"Two weeks ago I was in Najaf," [Jalal Talabani, the president of Iraq] says of the holy city (population 560,000) in the Shiite south. "I went into the streets and into the people and it was calm." He claims that 14 of Iraq's 18 provinces are calm: "All Iraq is not Fallujah and Tal Afar."
writes
Daniel Henninger about the president of the
“the world's youngest democracy”.
He acknowledged that Iraq's transition poses a challenge in the region: "All Arab states are afraid of a democracy. A democratic Iraq with different nationalities--Kurds, Arabs Turkomen, Shiites, Sunnis--will inspire all the Middle East. The Sunnis of Saudi Arabia, the Kurds of Iran, Syria, Turkey--when they see this, it will inspire all of them. For that reason none in the Middle East is helpful in having a democratic Iraq."
Speaking to
Abu Bush (as the U.S. president is known in
Kurdistan) after a closed-door meeting in the
White House (merci à RV),
Talabani reiterated that
"We will never forget what you have done for our people"
And why would Talabani say such a thing? Simply to be polite? To butter up the arrogant Americans? Because he is an American puppet? No, replies
Clifford D May:
Talabani recalled Iraq's history of “violence, brutality and instability.”
In the Iraq of Saddam Hussein, he said, “infants were surrounded as much by fear as by their mothers' arms. …The mass graves contain many remains of children who paid the ultimate price for the imaginary crimes of their parents.”
He added: “In the mind of every Iraqi, Saddam tried to install a torturer. Saddam wanted Iraqis to fear even thinking freely, to not dare forming words to express their desire for freedom.”
Talabani called this regime by its correct name: fascist. “Baathist Iraq,” he said, “was the longest lived fascist state in history.” And today, because of the “continued virulence of Baathist fascism, we must defend our democracy while we build it; we must fight even as we vote.”
On Jan. 30, 2005, eight million Iraqis proved that they could do both at once. They risked their lives to go to the polls where they decisively rejected “the minority supremacists, the racists who believe that they have the right to rule.”
Talabani added sardonically: “Unusually for an election in the Middle East, the result in Iraq was not known in advance.”
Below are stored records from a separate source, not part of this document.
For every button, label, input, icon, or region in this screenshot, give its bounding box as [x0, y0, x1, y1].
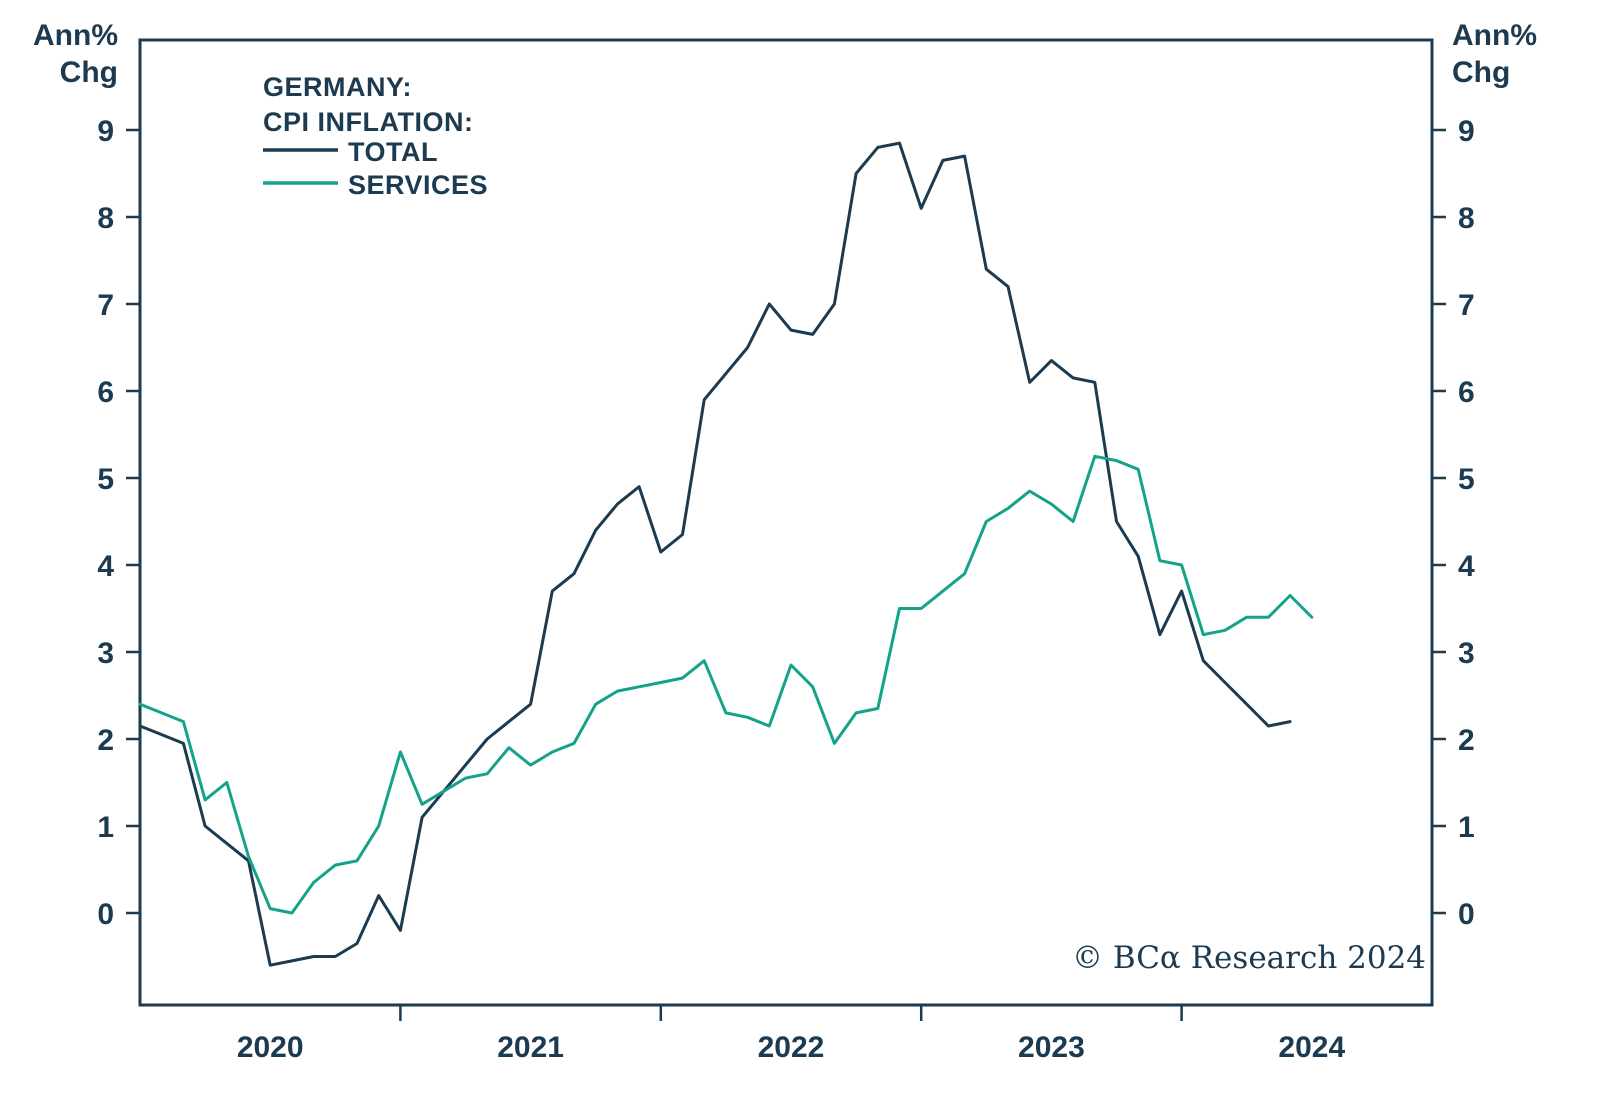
copyright-note: © BCα Research 2024	[1072, 940, 1426, 976]
y-tick-label-left: 3	[97, 637, 114, 670]
y-axis-unit-left-line1: Ann%	[33, 19, 118, 52]
y-tick-label-left: 9	[97, 115, 114, 148]
chart-title-line1: GERMANY:	[263, 72, 412, 102]
y-tick-label-left: 7	[97, 289, 114, 322]
x-year-label: 2020	[237, 1031, 304, 1064]
y-tick-label-right: 8	[1458, 202, 1475, 235]
y-tick-label-right: 4	[1458, 550, 1475, 583]
chart-title-line2: CPI INFLATION:	[263, 107, 473, 137]
y-tick-label-right: 9	[1458, 115, 1475, 148]
x-year-label: 2024	[1278, 1031, 1345, 1064]
plot-frame	[138, 38, 1434, 1007]
y-tick-label-right: 0	[1458, 898, 1475, 931]
y-tick-label-right: 2	[1458, 724, 1475, 757]
y-tick-label-left: 5	[97, 463, 114, 496]
y-axis-unit-right-line2: Chg	[1452, 56, 1510, 89]
legend: GERMANY: CPI INFLATION: TOTAL SERVICES	[263, 72, 488, 200]
services-legend-label: SERVICES	[348, 170, 488, 200]
series	[138, 141, 1314, 967]
total-legend-label: TOTAL	[348, 137, 438, 167]
total-line	[138, 141, 1292, 967]
y-axis-unit-right-line1: Ann%	[1452, 19, 1537, 52]
y-axis-unit-left-line2: Chg	[60, 56, 118, 89]
x-year-label: 2021	[497, 1031, 564, 1064]
y-tick-label-left: 0	[97, 898, 114, 931]
y-tick-label-right: 1	[1458, 811, 1475, 844]
y-tick-label-right: 7	[1458, 289, 1475, 322]
y-tick-label-left: 8	[97, 202, 114, 235]
x-year-label: 2023	[1018, 1031, 1085, 1064]
y-tick-label-left: 6	[97, 376, 114, 409]
services-line	[138, 454, 1314, 915]
y-tick-label-right: 5	[1458, 463, 1475, 496]
y-tick-label-left: 4	[97, 550, 114, 583]
axes: 0 0 1 1 2 2 3 3 4 4 5 5 6 6 7 7 8 8 9 9 2020 2021 2022 2023 2024	[97, 115, 1475, 1064]
x-year-label: 2022	[758, 1031, 825, 1064]
y-tick-label-right: 3	[1458, 637, 1475, 670]
y-tick-label-right: 6	[1458, 376, 1475, 409]
y-tick-label-left: 1	[97, 811, 114, 844]
y-tick-label-left: 2	[97, 724, 114, 757]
Regarding ongoing efforts to give Iraq a constitution that would guarantee fundamental human rights, Talabani also doesn't know the outcome. Negotiations and compromises have produced a document that, he says, is “not perfect.” No one, he said, is “wildly enthusiastic about it.”
But that is “the good news,” he added, because it demonstrates that the negotiations were real and the compromises serious. “A document that the few cannot hold up as a banner of victory,” he said, “is a success for the many.”
Talabani is effusive in his gratitude for the sacrifices Americans have made in Iraq. The young American men and women on the front lines in places like Fallujah and Tall Afar, he says, are “fighting fascism with the same dignity and courage as the Great Generation of Americans who fought in World War II.”
He understands that Americans want to go home. He wants them to go home. But he hopes they will not leave until Iraqis have the means to defend themselves from “the home-grown fascists and traveling terrorists who afflict the Middle East.”
… The Iraqi president grasps what many Europeans and Americans do not: that in this century, as much in the last, it is the duty of revolutionaries to fight fascists and other enemies of freedom. “Democracy,” Talabani explained, “needs to be defended.”